Gagal jadi PNS, Kini Tajir Berkat Jualan Tas via Online
Harsono. Foto: ist

jpnn.com - KISAH yang dialami Harsono (35) ini menarik. Begitu mengantongi ijazah sarjana hukum dari Universitas Semarang, dia digadang-gadang oleh orangtuanya menjadi tentara, polisi, atau PNS.

Sebagai anak, dia mencoba menuruti kehendak ortunya.  Begitu lulus, Harsono menyebar surat amaran.  “Bermacam-macam tes saya ikuti, termasuk melamar menjadi hakim dan anggota Tentara Nasional Indonesia. Namun tak ada satu pun dari berbagai tes tersebut yang berhasil lolos dan bisa diterima mendapatkan pekerjaan,” kata Harsono.

Mulai putus asa, Harsono memutuskan banting haluan. Diamemilih untuk merintis usahanya sendiri daripada harus kerja ikut orang lain. Orang tuanya marah dan tidak merestui Harsono membuat usaha sendiri karena mereka masih berkeinginan anaknya bekerja sebagai PNS atau tentara. Namun Harsono tetap teguh pendirian memulai usahanya tersebut.

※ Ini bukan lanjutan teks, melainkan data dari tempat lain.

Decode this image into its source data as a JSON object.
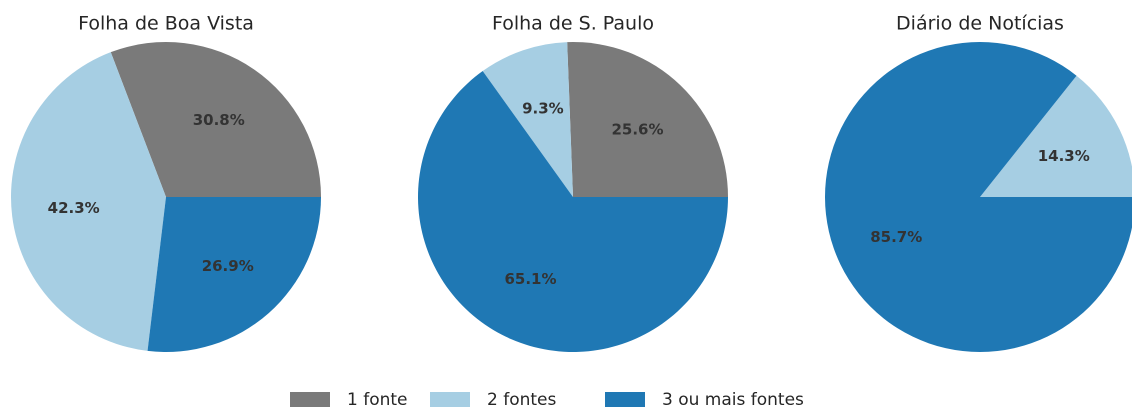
{
  "chart_data": [
    {
      "type": "pie",
      "title": "Folha de Boa Vista",
      "values": [
        30.8,
        42.3,
        26.9
      ],
      "value_labels": [
        "30.8%",
        "42.3%",
        "26.9%"
      ],
      "colors": [
        "#7a7a7a",
        "#a6cee3",
        "#1f78b4"
      ]
    },
    {
      "type": "pie",
      "title": "Folha de S. Paulo",
      "values": [
        25.6,
        9.3,
        65.1
      ],
      "value_labels": [
        "25.6%",
        "9.3%",
        "65.1%"
      ],
      "colors": [
        "#7a7a7a",
        "#a6cee3",
        "#1f78b4"
      ]
    },
    {
      "type": "pie",
      "title": "Diário de Notícias",
      "values": [
        14.3,
        85.7
      ],
      "value_labels": [
        "14.3%",
        "85.7%"
      ],
      "colors": [
        "#a6cee3",
        "#1f78b4"
      ]
    }
  ],
  "legend": {
    "labels": [
      "1 fonte",
      "2 fontes",
      "3 ou mais fontes"
    ],
    "colors": [
      "#7a7a7a",
      "#a6cee3",
      "#1f78b4"
    ]
  }
}
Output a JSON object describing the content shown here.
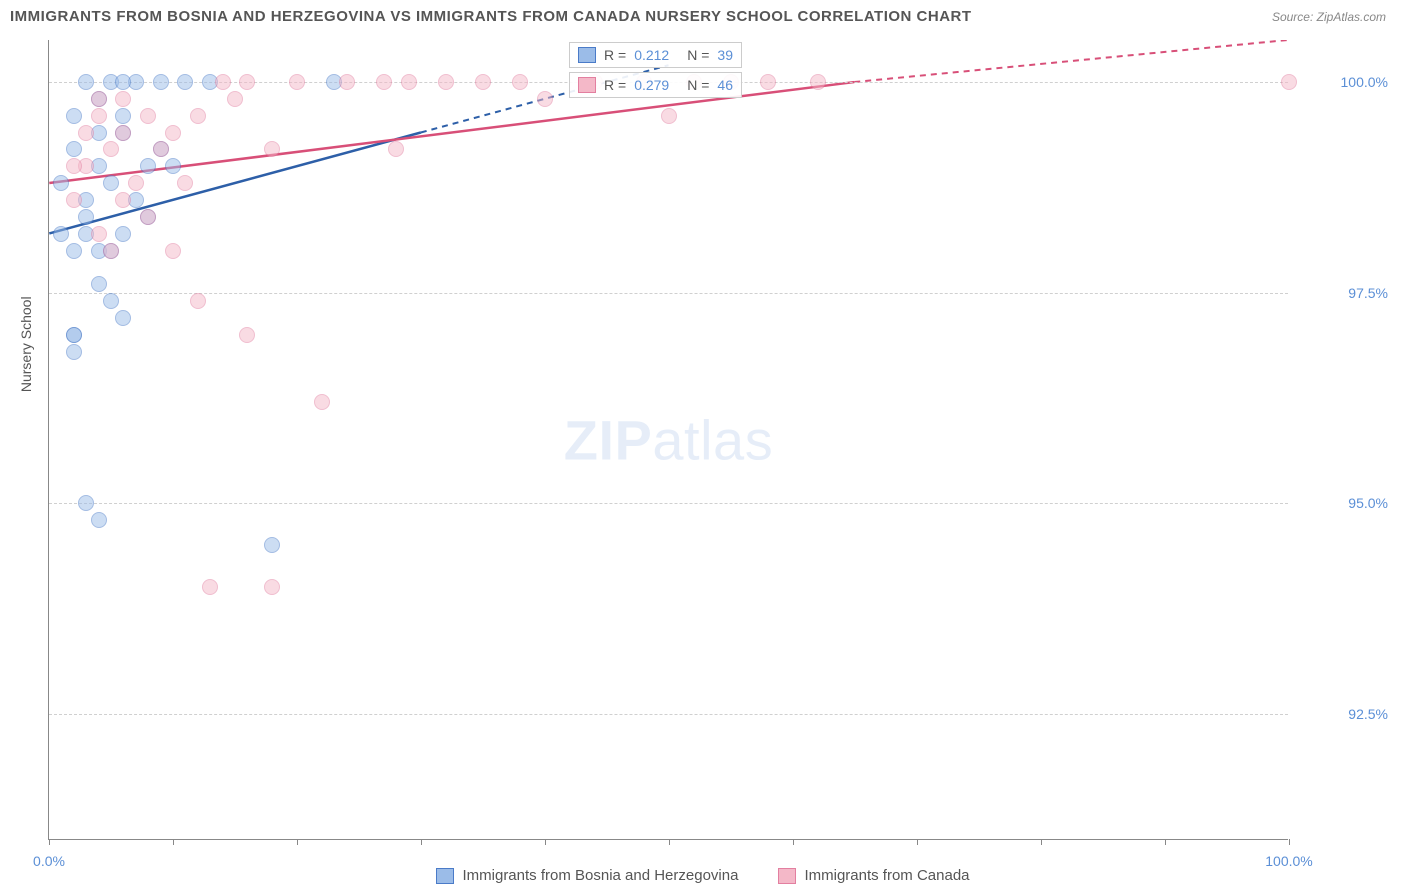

Berangkat dari nol, Harsono kemudian memproduksi berbagai macam tas, seperti tas kamera, tas ransel, back pack maupun tas carrier (tas gunung). "Ini semua berawal dari hobi saya naik gunung. Saya pun membuat bermacam-macam tas, termasuk tas gunung (carrier). Dengan modal awal Rp 400 ribu cukup untuk membuat 20 tas yang berhasil dijual dengan harga keseluruhan Rp 1,4 juta sehingga meraup keuntungan bersih sebesar Rp 1 juta,” ujar Harsono.

Dia tekun belajar memproduksi tas secara otodidak. Bermodalkan gambar tas yang didapatkan via internet kemudian dibuat model contohnya satu per satu. Usaha produksi tas milik Harsono pun lama-kelamaan semakin besar. Dia bahkan pernah mendapat kontrak selama setahun dari produsen permen karet Yosan untuk membuat tas ransel sejumlah 400 tas per minggu, atau ± 16.000 tas selama setahun.

Sayang, usahanya sempat jeblok. “Bencana gempa bumi yang melanda kota Yogyakarta dan sekitarnya pada tahun 2006 sangat memukul usaha produksi tas saya. Beberapa penjual tas di kota Yogyakarta yang saya suplai sampai menunggak pembayaran tas yang diambil dari saya sampai berbulan-bulan lamanya” jelas Harsono.

Usai musibah Gempa Yogya, usaha Harsono sempat naik turun apalagi ketika dia menikah dan kemudian mempunyai anak. Sehingga otomatis keuangannya sempat tersedot membiayai keluarga barunya tersebut.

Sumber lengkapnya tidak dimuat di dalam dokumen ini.